If you select Production + Development data source, configure the connection information for both environments. If you select Production data source, configure the connection information for the production environment only.
NoteIn most cases, configure the production and development data sources as separate sources to isolate the two environments and minimize the impact of development on production. However, Dataphin also allows you to configure them as the same data source with identical parameter values.
-
Configure the parameters in the Cluster Configuration section.
Parameter
Description
NameNode
The hostname or IP address and port of the NameNode in the HDFS cluster.
Example:
host=192.x.x.169,webUiPort=,ipcPort=8020. In a TDH environment, the default values ofwebUiPortandIPCportare 50070 and 8020. Specify the ports based on your actual configuration.Configuration File
Upload Hadoop configuration files such as
hdfs-site.xmlandcore-site.xml, exported from your Hadoop cluster.Authentication Type
If the HDFS cluster does not require authentication, select No Authentication. If the HDFS cluster requires authentication, Dataphin supports Kerberos.
If you select Kerberos, configure the following authentication information:
-
Kerberos configuration:
-
KDDC Server: The unified service address of the KDC. Multiple addresses are supported and separated by semicolons (;).
-
Krb5 file configuration: Upload the Krb5 file.
-
-
HDFS configuration:
-
HDFS keytab File: The keytab file for HDFS, which is the Kerberos authentication file.
-
HDFS Principal: The Kerberos authentication principal name. The format is
XXXX/hadoopclient@xxx.xxx.
-
-
-
Configure the parameters in the ArgoDB Configuration section.
Parameter
Description
JDBC URL
The JDBC URL for connecting to ArgoDB. The format is
jdbc:hive2//host:port/dbname.Authentication Type
If the ArgoDB cluster does not require authentication, select No Authentication. If the Inceptor cluster requires authentication, Dataphin supports LDAP or Kerberos:
-
Kerberos: Upload a Keytab File and configure a Principal. The Keytab File is the Kerberos authentication file. The Principal format is
XXXX/hadoopclient@xxx.xxx. -
LDAP: Configure the username and password for LDAP authentication.
Username
The username for ArgoDB.
-
-
Configure the parameters in the Metadatabase Configuration section.
Parameter
Description
Metadata Retrieval Method
You can retrieve metadata directly from the metadatabase or from HMS.

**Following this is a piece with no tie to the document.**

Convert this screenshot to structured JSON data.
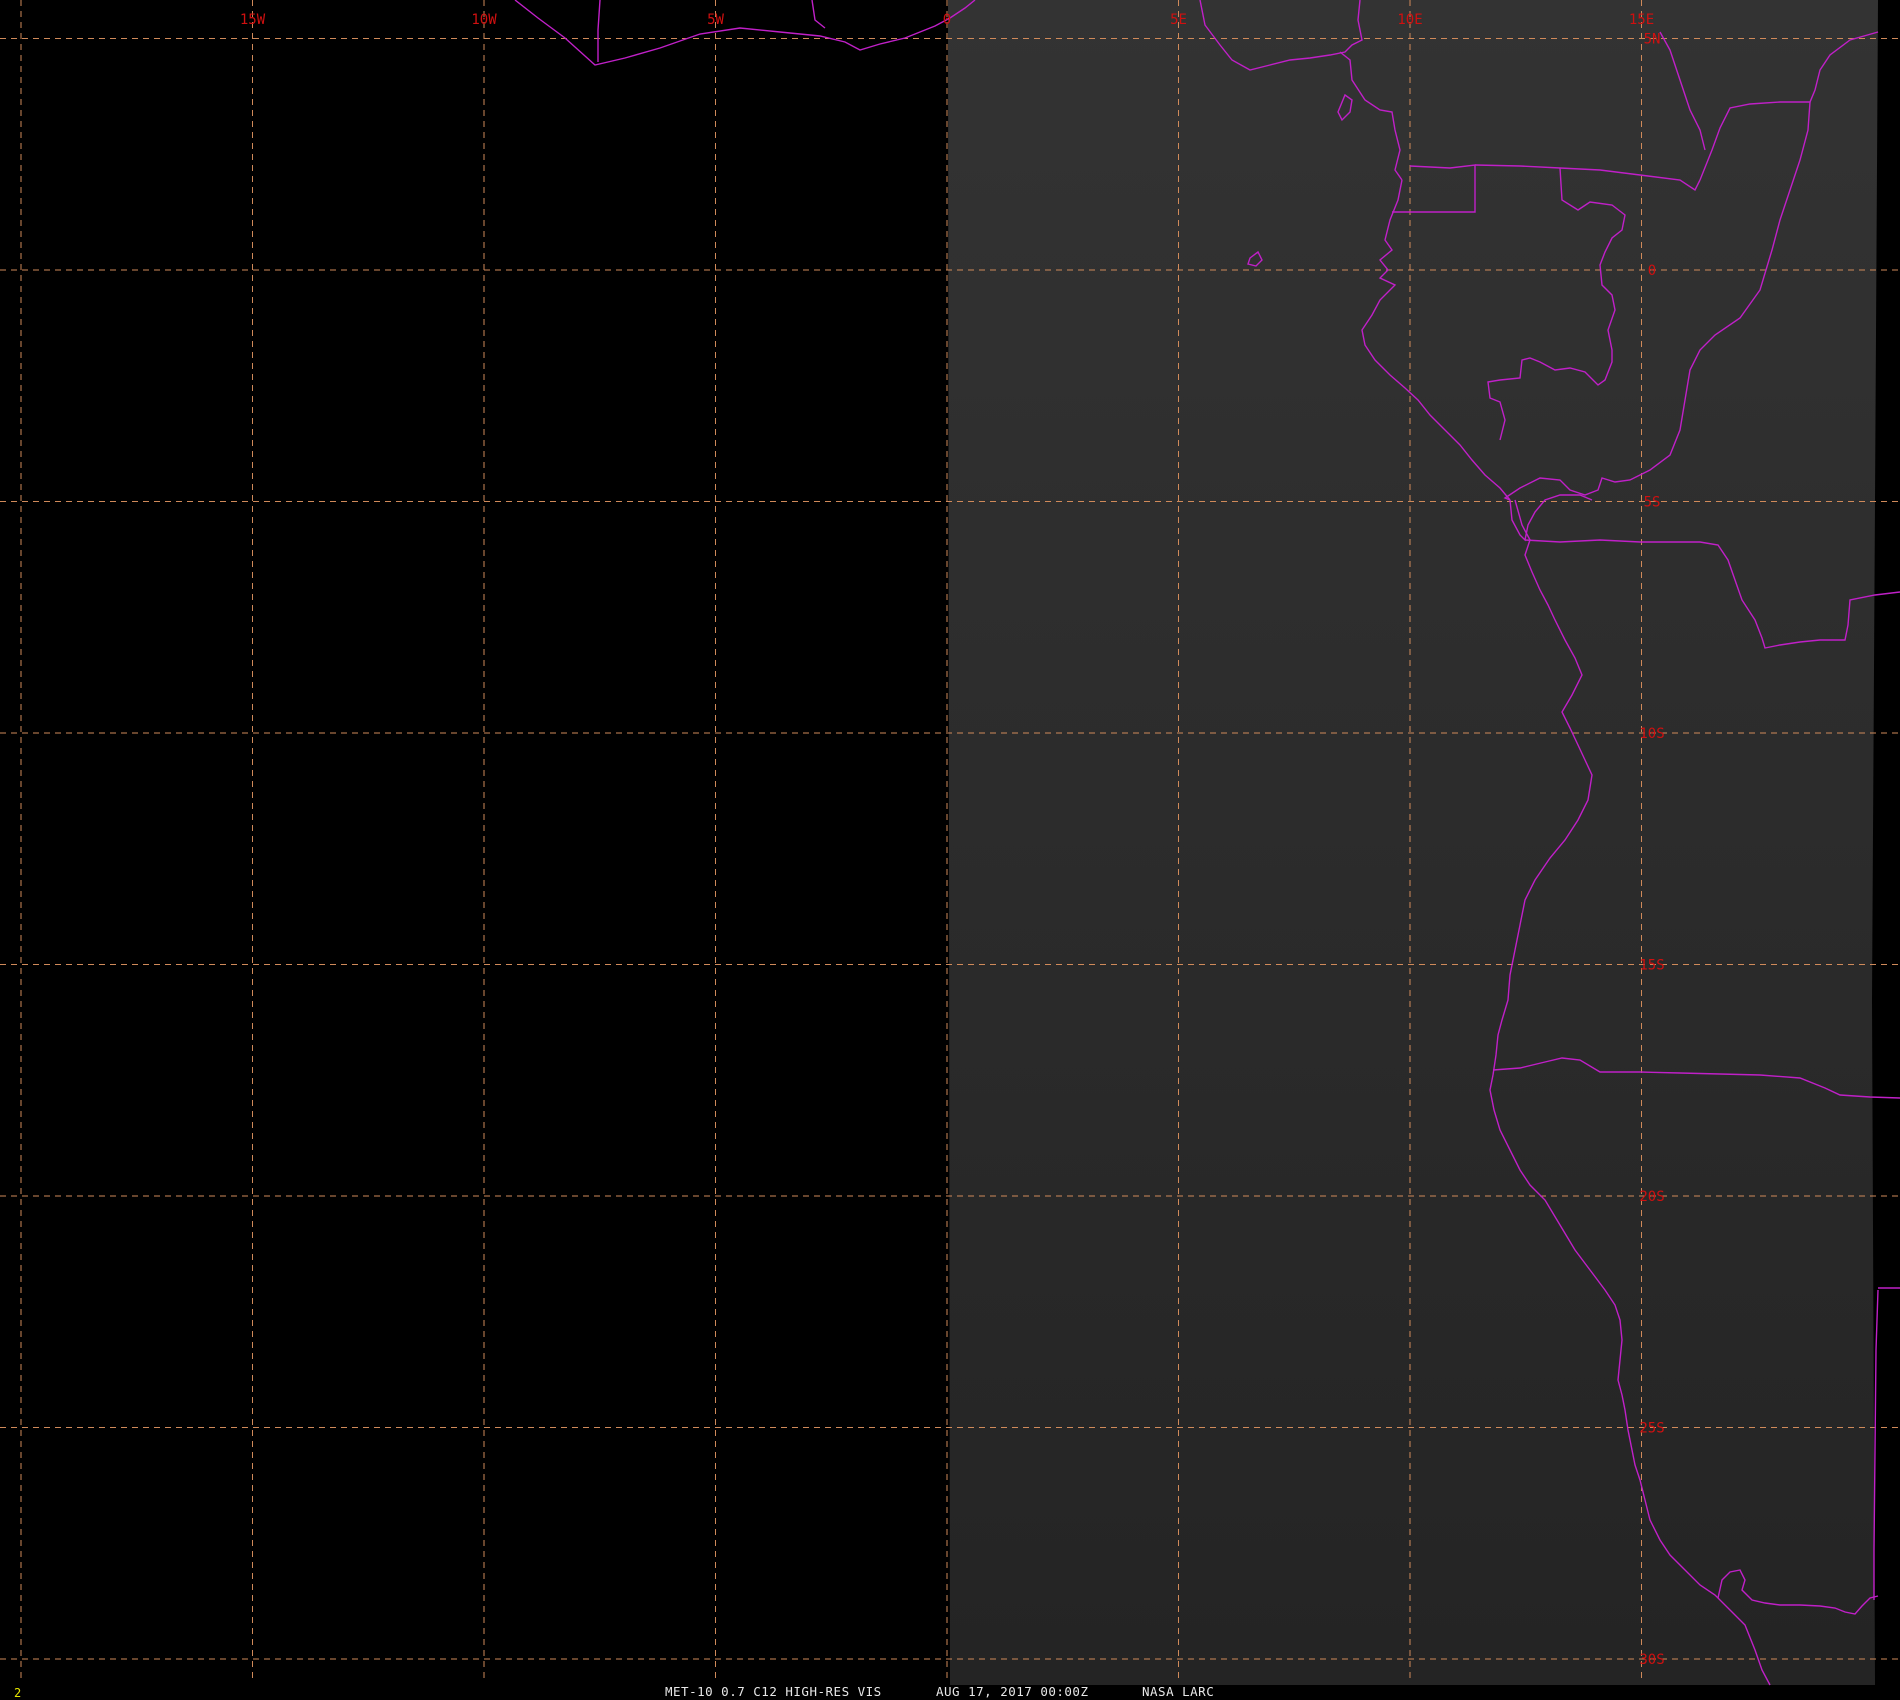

To use HMS, upload the hive-site.xml configuration file. Supported authentication methods are No Authentication, LDAP, and Kerberos. For Kerberos authentication, also upload a Keytab File and configure a Principal.
Database Type
Select the database type based on the type of metadatabase used in your cluster. ArgoDB is supported.
JDBC URL
The JDBC URL of the ArgoDB metadatabase. The format is:
jdbc:hive2://hsot:port/dbname.Authentication Method
Three authentication methods are supported: No Authentication, LDAP, and Kerberos.
For Kerberos authentication, you also need to upload a Keytab File and configure a Principal.
Username, Password
The username and password for logging on to the metadatabase.
-
-
Select a Default Resource Group. This resource group runs tasks related to the data source, including database SQL, offline database migration, and data preview.
-
Click Test Connection or click OK to save the ArgoDB data source.
If you click Test Connection, the system verifies whether the data source can connect to Dataphin. If you click OK directly, the system tests the connection for all selected clusters automatically. The data source can still be created even if all connection tests fail.